"I understand you, Frederick," said Madame Bastien, smiling. "We are like the sleepers in the story of the 'Sleeping Beauty.' Our sleep, not so long as hers, has lasted five months. Bad dreams have disturbed it, but we awake as happy as we were before we went to sleep, do we not?"

"Happier, mother!" added Frederick, taking David's hand. "At our awakening, we found one friend more."

"You are right, my child," said the young mother, giving David a look beaming with rapture.

Then, seeing Frederick open the glass door which led to the grove, she added:

"What are you going to do? The rain has stopped, but the weather is still overcast and misty."

"The weather overcast and misty?" cried Frederick, going out of the house and looking at the century-old grove, with delight. "Oh, mother, can you say the weather is gloomy? Well, I must seem foolish to you, but our dear old grove looks to me as bright and smiling as it does under the sun of springtime."

The young man did appear to be born again; his features expressed such true, radiant happiness, that his mother could only look at him in silence. She saw him again as handsome, as sprightly, as joyous as formerly, although he was pale and thin, and yet every moment his cheeks would flush with some sweet emotion.

David, for whom every word of Frederick had a significance, enjoyed this scene intensely.

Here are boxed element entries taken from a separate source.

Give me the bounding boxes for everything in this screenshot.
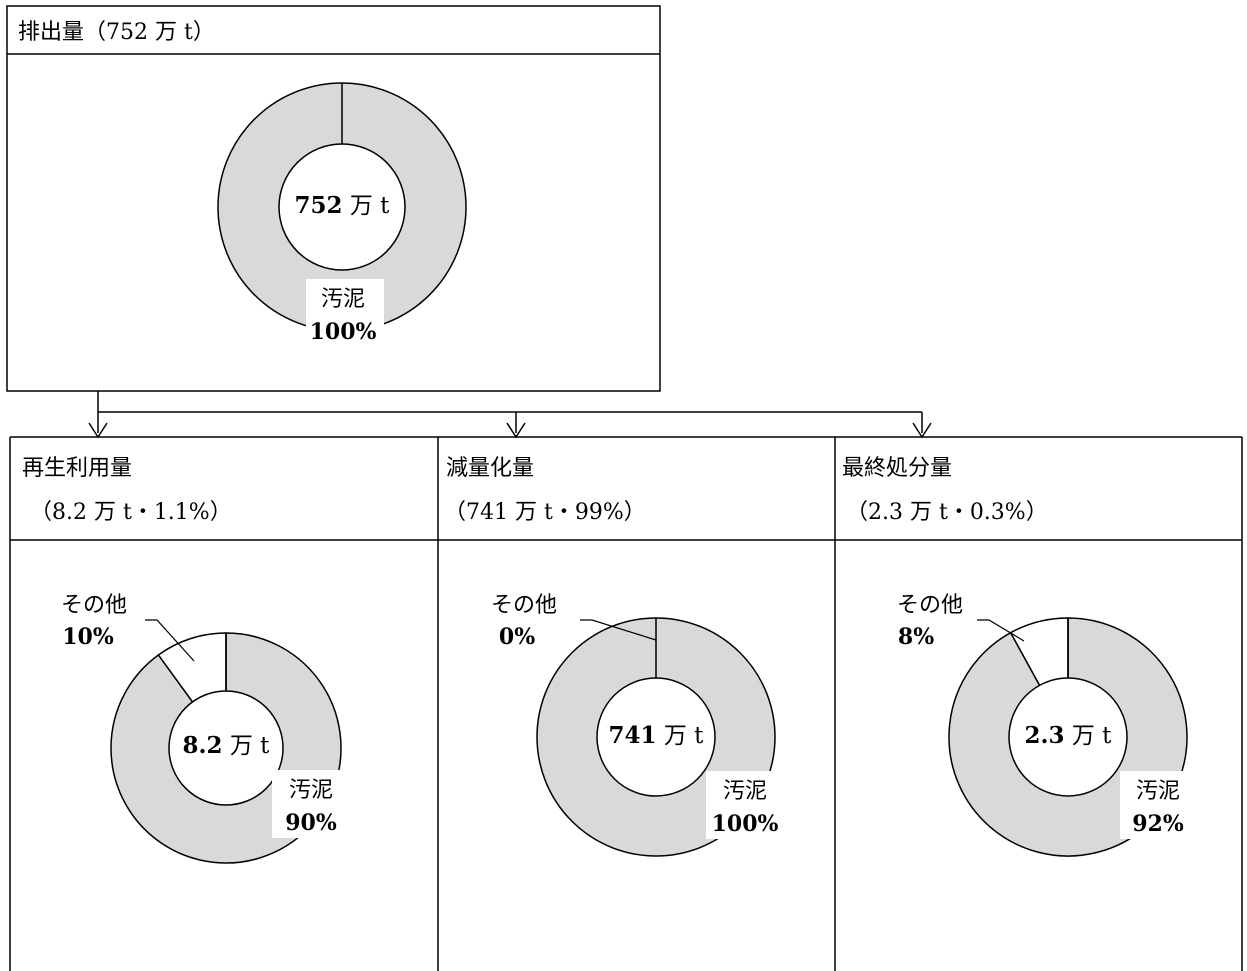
panel-title-recycle: 再生利用量 [22, 456, 132, 481]
label-bg [306, 279, 384, 349]
donut-hole [596, 677, 716, 797]
panel-subtitle-recycle: （8.2 万 t・1.1%） [30, 500, 232, 525]
slice-value-reduction-other: 0% [499, 624, 535, 650]
panel-subtitle-disposal: （2.3 万 t・0.3%） [846, 500, 1048, 525]
slice-label-recycle-sludge: 汚泥 [289, 778, 333, 803]
panel-subtitle-reduction: （741 万 t・99%） [444, 500, 646, 525]
bottom-grid [9, 436, 1243, 971]
label-bg [1120, 771, 1196, 839]
slice-label-disposal-other: その他 [897, 593, 963, 618]
slice-value-recycle-sludge: 90% [285, 810, 337, 836]
leader-line-disposal-other [977, 619, 1025, 642]
slice-label-emission-sludge: 汚泥 [321, 287, 365, 312]
donut-hole [168, 690, 284, 806]
connectors [97, 391, 923, 433]
label-bg [272, 770, 348, 838]
top-header: 排出量（752 万 t） [18, 20, 215, 45]
slice-value-reduction-sludge: 100% [712, 811, 779, 837]
slice-label-disposal-sludge: 汚泥 [1136, 779, 1180, 804]
slice-label-recycle-other: その他 [61, 593, 127, 618]
center-label-disposal: 2.3 万 t [1025, 722, 1113, 749]
slice-value-recycle-other: 10% [62, 624, 114, 650]
slice-label-reduction-sludge: 汚泥 [723, 779, 767, 804]
top-box [6, 5, 661, 392]
center-label-reduction: 741 万 t [609, 722, 705, 749]
leader-line-recycle-other [145, 619, 195, 662]
donut-chart-emission [217, 82, 467, 332]
slice-value-emission-sludge: 100% [310, 319, 377, 345]
leader-line-reduction-other [580, 619, 657, 641]
center-label-emission: 752 万 t [295, 192, 391, 219]
donut-hole [1008, 677, 1128, 797]
slice-label-reduction-other: その他 [491, 593, 557, 618]
panel-title-reduction: 減量化量 [446, 456, 534, 481]
donut-hole [278, 143, 406, 271]
label-bg [706, 771, 784, 839]
center-label-recycle: 8.2 万 t [183, 732, 271, 759]
arrow-heads [88, 422, 932, 439]
slice-value-disposal-other: 8% [898, 624, 934, 650]
panel-title-disposal: 最終処分量 [842, 456, 952, 481]
slice-value-disposal-sludge: 92% [1132, 811, 1184, 837]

Suddenly the young man stopped a moment as if in a dream, before a group of wild thorns which grew on the edge of the grove; after some moments of reflection, he sought his mother's eyes, and said to her, no longer cheerful, but with a sweet melancholy:

"Mother, in a few words, I am going to tell you of my cure. So," added he turning to David, "you will see that I have profited from your teaching, my friend."